To our knowledge, this is among the first published cases demonstrating sustained remission of PG with brodalumab, expanding on two prior reports of clinical response.9,10 Brodalumab was selected in this case based on its broader cytokine blockade, lack of contraindications in cancer survivors, and availability through compassionate access. The patient tolerated treatment well, experienced rapid stabilization, and achieved complete corticosteroid tapering. Importantly, brodalumab offered a steroid-sparing, infection-avoiding alternative in a frail elderly patient with a complex vascular and oncologic history.

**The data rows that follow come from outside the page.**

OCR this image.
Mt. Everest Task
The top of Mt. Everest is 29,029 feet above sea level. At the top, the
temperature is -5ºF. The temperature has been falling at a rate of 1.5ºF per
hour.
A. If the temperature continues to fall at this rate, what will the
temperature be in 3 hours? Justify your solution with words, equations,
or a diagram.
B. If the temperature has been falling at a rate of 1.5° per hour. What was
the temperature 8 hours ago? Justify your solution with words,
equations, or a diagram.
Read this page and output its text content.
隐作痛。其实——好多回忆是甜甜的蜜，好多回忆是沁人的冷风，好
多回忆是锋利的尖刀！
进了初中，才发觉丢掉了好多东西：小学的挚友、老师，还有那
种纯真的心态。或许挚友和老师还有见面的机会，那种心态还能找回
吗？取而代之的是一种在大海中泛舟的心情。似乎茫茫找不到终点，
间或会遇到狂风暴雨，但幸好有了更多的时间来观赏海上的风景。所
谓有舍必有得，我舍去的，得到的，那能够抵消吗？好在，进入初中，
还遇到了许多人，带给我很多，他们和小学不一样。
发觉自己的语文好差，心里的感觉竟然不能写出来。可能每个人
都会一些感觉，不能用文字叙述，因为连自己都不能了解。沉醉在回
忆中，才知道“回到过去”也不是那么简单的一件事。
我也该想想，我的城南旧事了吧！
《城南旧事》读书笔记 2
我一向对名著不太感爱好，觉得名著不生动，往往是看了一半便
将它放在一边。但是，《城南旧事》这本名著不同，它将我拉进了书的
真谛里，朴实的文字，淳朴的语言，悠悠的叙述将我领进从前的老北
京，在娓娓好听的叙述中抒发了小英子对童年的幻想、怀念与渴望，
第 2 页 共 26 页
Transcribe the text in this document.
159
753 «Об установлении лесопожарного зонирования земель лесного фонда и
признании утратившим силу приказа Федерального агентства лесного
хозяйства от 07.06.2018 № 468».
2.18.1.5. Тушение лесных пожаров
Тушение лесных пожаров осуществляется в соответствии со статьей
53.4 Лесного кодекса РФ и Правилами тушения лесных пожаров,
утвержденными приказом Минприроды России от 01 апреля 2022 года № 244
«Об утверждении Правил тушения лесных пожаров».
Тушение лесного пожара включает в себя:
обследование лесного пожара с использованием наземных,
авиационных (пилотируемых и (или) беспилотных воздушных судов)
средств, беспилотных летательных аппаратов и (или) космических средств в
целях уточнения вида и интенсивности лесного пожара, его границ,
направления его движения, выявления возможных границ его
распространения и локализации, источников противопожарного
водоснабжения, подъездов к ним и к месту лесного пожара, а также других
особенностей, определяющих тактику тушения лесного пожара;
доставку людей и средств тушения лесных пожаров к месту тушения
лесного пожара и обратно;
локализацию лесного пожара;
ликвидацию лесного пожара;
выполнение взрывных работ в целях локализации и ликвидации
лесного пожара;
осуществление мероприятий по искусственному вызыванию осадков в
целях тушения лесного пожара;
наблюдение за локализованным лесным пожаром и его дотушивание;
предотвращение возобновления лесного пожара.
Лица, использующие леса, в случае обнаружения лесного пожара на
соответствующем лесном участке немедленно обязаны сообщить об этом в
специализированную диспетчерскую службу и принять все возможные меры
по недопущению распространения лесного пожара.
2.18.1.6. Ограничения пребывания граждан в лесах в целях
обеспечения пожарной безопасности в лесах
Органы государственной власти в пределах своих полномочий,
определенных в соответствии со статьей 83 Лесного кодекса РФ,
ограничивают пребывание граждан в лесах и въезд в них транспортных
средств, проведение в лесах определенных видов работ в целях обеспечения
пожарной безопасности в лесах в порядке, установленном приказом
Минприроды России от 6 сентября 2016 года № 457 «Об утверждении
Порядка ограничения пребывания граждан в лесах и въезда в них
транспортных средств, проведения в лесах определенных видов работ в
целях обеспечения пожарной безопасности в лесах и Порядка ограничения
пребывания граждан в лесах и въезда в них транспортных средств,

This case supports further evaluation of IL-17RA inhibition in PG, particularly in complex or immunosuppression-limited settings. Clinical trials are needed to define its role within therapeutic algorithms and to optimize dosing and monitoring strategies.
Conclusion
In this case of refractory ulcerative PG with contraindications to conventional immunosuppressants, brodalumab led to sustained clinical response and corticosteroid sparing. IL-17RA inhibition may be a promising therapeutic approach in selected PG patients.
Footnotes
Consent for publication
The patient provided written consent for the publication of their clinical information and photograph in this case report.
Funding
The authors received no financial support for the research, authorship, and/or publication of this article.
Declaration of conflicting interests
The authors declared the following potential conflicts of interest with respect to the research, authorship, and/or publication of this article: E.N. has been a speaker or consultant, or has received investigator-initiated research funding from AbbVie, Arcutis, Bausch Health, Boehringer Ingelheim International, Bristol Myers Squibb, Galderma, Janssen, LEO Pharma, Medexus, Novartis Pharmaceuticals, Pfizer, Sanofi Genzyme, Sun Pharmaceuticals, Eli Lilly, and UCB. E.N. is the founder of the Montreal Derm FilEZ website, which is a nonprofit educational resource. Other authors declare no competing interests.